Saúde E Bem Estar – Em feito inédito, “vagina em chip” promete ajudar contra infecções


Dispositivo criado na Universidade Harvard contém células do epitélio vaginal humano e replica características fisiológicas reais do órgão

Pesquisadores do Instituto Wyss, da Universidade Harvard, nos EUA, criaram um chip que replica o microambiente do tecido vaginal humano, incluindo seu microbioma. Chamado de “Vagina Chip”, ele reproduz muitas das características fisiológicas do órgão e pode ser inoculado com diferentes cepas de bactérias para estudar seus efeitos na saúde da vagina.

A vagina como ela é

“Um grande obstáculo para esse estudo foi que não havia bons modelos pré-clínicos que pudessem ser usados ​​para estudar quais terapias podem realmente tratar a vaginose bacteriana em tecidos humanos. O projeto da nossa equipe era criar um chip de vagina humana para ajudar no desenvolvimento e teste de novas terapias para vaginose bacteriana,” revela, em nota, a coautora Aakanksha Gulati, pesquisadora de pós-doutorado no Wyss.

A vaginose bacteriana ocorre quando há uma instabilidade no microbioma vaginal, podendo comprometer a fertilidade feminina e ocasionar outras complicações, como a doença inflamatória pélvica.

Estima-se que ela afete 30% das mulheres em idade reprodutiva em todo o mundo, e é considerada causadora de partos prematuros. Além disso, ela também pode aumentar o risco de infecções sexualmente transmissíveis, incluindo o HIV.

Não sendo um assunto amplamente estudado, a criação do chip só foi possível graças a um financiamento da Fundação Bill e Melinda Gates, que visava criar um tratamento bioterapêutico contra vaginose bacteriana para nações com poucos recursos.

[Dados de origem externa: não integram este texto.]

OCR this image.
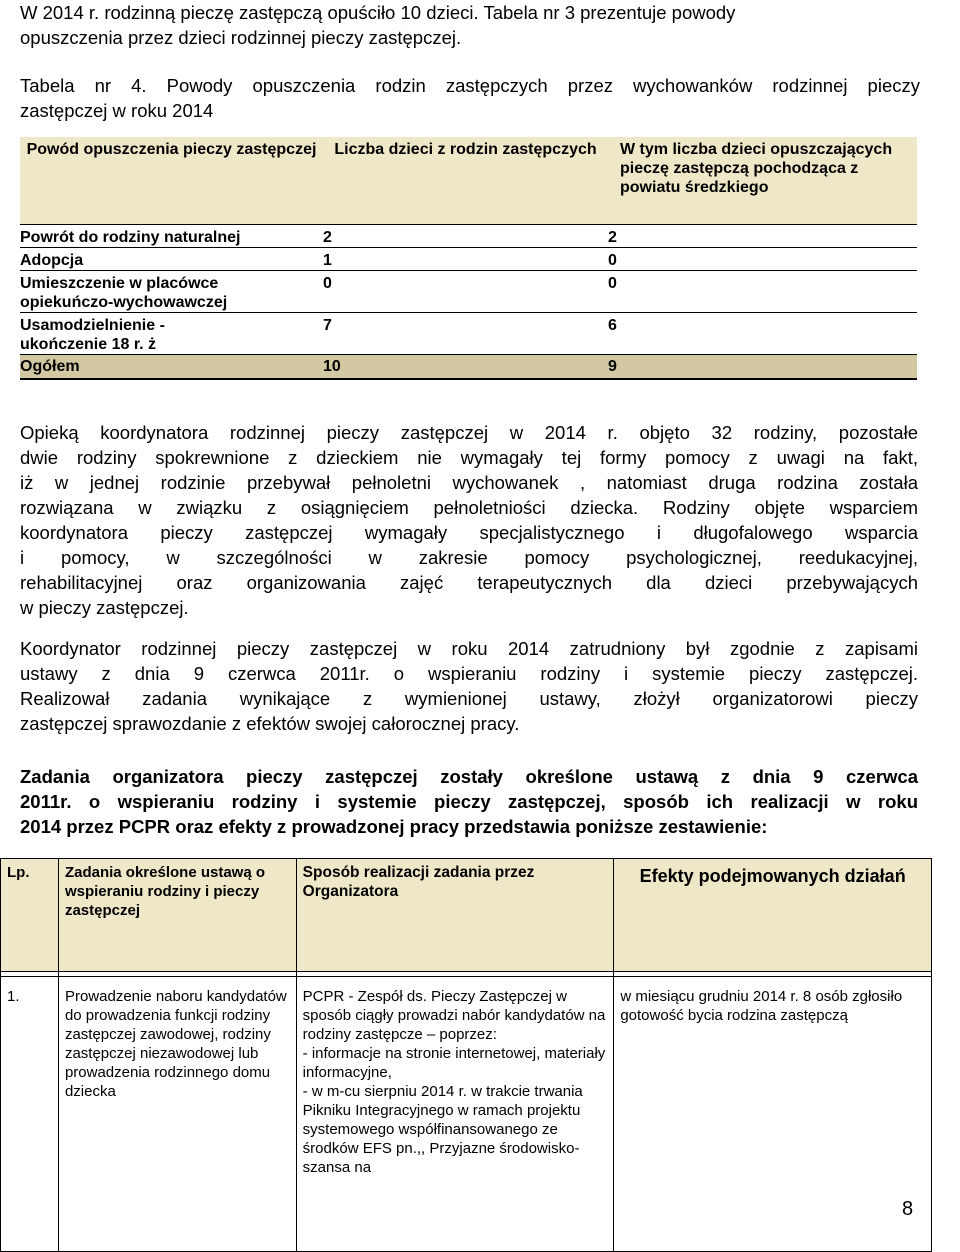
W 2014 r. rodzinną pieczę zastępczą opuściło 10 dzieci. Tabela nr 3 prezentuje powody
opuszczenia przez dzieci rodzinnej pieczy zastępczej.
Tabela nr 4. Powody opuszczenia rodzin zastępczych przez wychowanków rodzinnej pieczy
zastępczej w roku 2014
Powód opuszczenia pieczy zastępczej	Liczba dzieci z rodzin zastępczych	W tym liczba dzieci opuszczających pieczę zastępczą pochodząca z powiatu średzkiego
Powrót do rodziny naturalnej	2	2
Adopcja	1	0
Umieszczenie w placówce opiekuńczo-wychowawczej	0	0
Usamodzielnienie -ukończenie 18 r. ż	7	6
Ogółem	10	9
Opieką koordynatora rodzinnej pieczy zastępczej w 2014 r. objęto 32 rodziny, pozostałe
dwie rodziny spokrewnione z dzieckiem nie wymagały tej formy pomocy z uwagi na fakt,
iż w jednej rodzinie przebywał pełnoletni wychowanek , natomiast druga rodzina została
rozwiązana w związku z osiągnięciem pełnoletniości dziecka. Rodziny objęte wsparciem
koordynatora pieczy zastępczej wymagały specjalistycznego i długofalowego wsparcia
i pomocy, w szczególności w zakresie pomocy psychologicznej, reedukacyjnej,
rehabilitacyjnej oraz organizowania zajęć terapeutycznych dla dzieci przebywających
w pieczy zastępczej.
Koordynator rodzinnej pieczy zastępczej w roku 2014 zatrudniony był zgodnie z zapisami
ustawy z dnia 9 czerwca 2011r. o wspieraniu rodziny i systemie pieczy zastępczej.
Realizował zadania wynikające z wymienionej ustawy, złożył organizatorowi pieczy
zastępczej sprawozdanie z efektów swojej całorocznej pracy.
Zadania organizatora pieczy zastępczej zostały określone ustawą z dnia 9 czerwca
2011r. o wspieraniu rodziny i systemie pieczy zastępczej, sposób ich realizacji w roku
2014 przez PCPR oraz efekty z prowadzonej pracy przedstawia poniższe zestawienie:
Lp.	Zadania określone ustawą o wspieraniu rodziny i pieczy zastępczej	Sposób realizacji zadania przez Organizatora	Efekty podejmowanych działań

1.	Prowadzenie naboru kandydatów do prowadzenia funkcji rodziny zastępczej zawodowej, rodziny zastępczej niezawodowej lub prowadzenia rodzinnego domu dziecka	PCPR - Zespół ds. Pieczy Zastępczej w sposób ciągły prowadzi nabór kandydatów na rodziny zastępcze – poprzez:
- informacje na stronie internetowej, materiały informacyjne,
- w m-cu sierpniu 2014 r. w trakcie trwania Pikniku Integracyjnego w ramach projektu systemowego współfinansowanego ze środków EFS pn.,, Przyjazne środowisko-szansa na	w miesiącu grudniu 2014 r. 8 osób zgłosiło gotowość bycia rodzina zastępczą
8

“Há um reconhecimento crescente de que cuidar da saúde da mulher é fundamental para a saúde de todos os seres humanos, mas a criação de ferramentas para estudar a fisiologia feminina humana está atrasada”, pondera o autor sênior, Don Ingber, que é o diretor fundador do Instituto Wyss.

Feito de células humanas

No artigo publicado em 26 de novembro no periódico Microbiome, os autores do estudo explicam que é difícil conduzir ensaios pré-clínicos com o microbioma vaginal, uma vez que ele é diferente dos modelos encontrados em outros animais.

Por isso, o chip é composto a partir da doação de epitélio vaginal humano e de células subjacentes do tecido conjuntivo. Assim, ele replica muitas das características fisiológicas reais da vagina, até mesmo o microbioma bacteriano.

Com auxílio da plataforma Microfluidic Organ Chip, desenvolvida no Wyss, a equipe semeou o canal superior do chip com células epiteliais vaginais humanas e recriou a estrutura da parede vaginal com células fibroblásticas uterinas. Essas células foram colocadas ao lado oposto da membrana permeável que separa os canais superior e inferior.

Como resultado, após cinco dias, o Vagina Chip desenvolveu várias camadas distintas de células diferenciadas que correspondem às encontradas no tecido vaginal humano. Quando os cientistas introduziram o hormônio sexual feminino estradiol, uma forma de estrogênio, os padrões de expressão do gene do chip mudaram, o que indica que ele era sensível aos hormônios tal qual o órgão.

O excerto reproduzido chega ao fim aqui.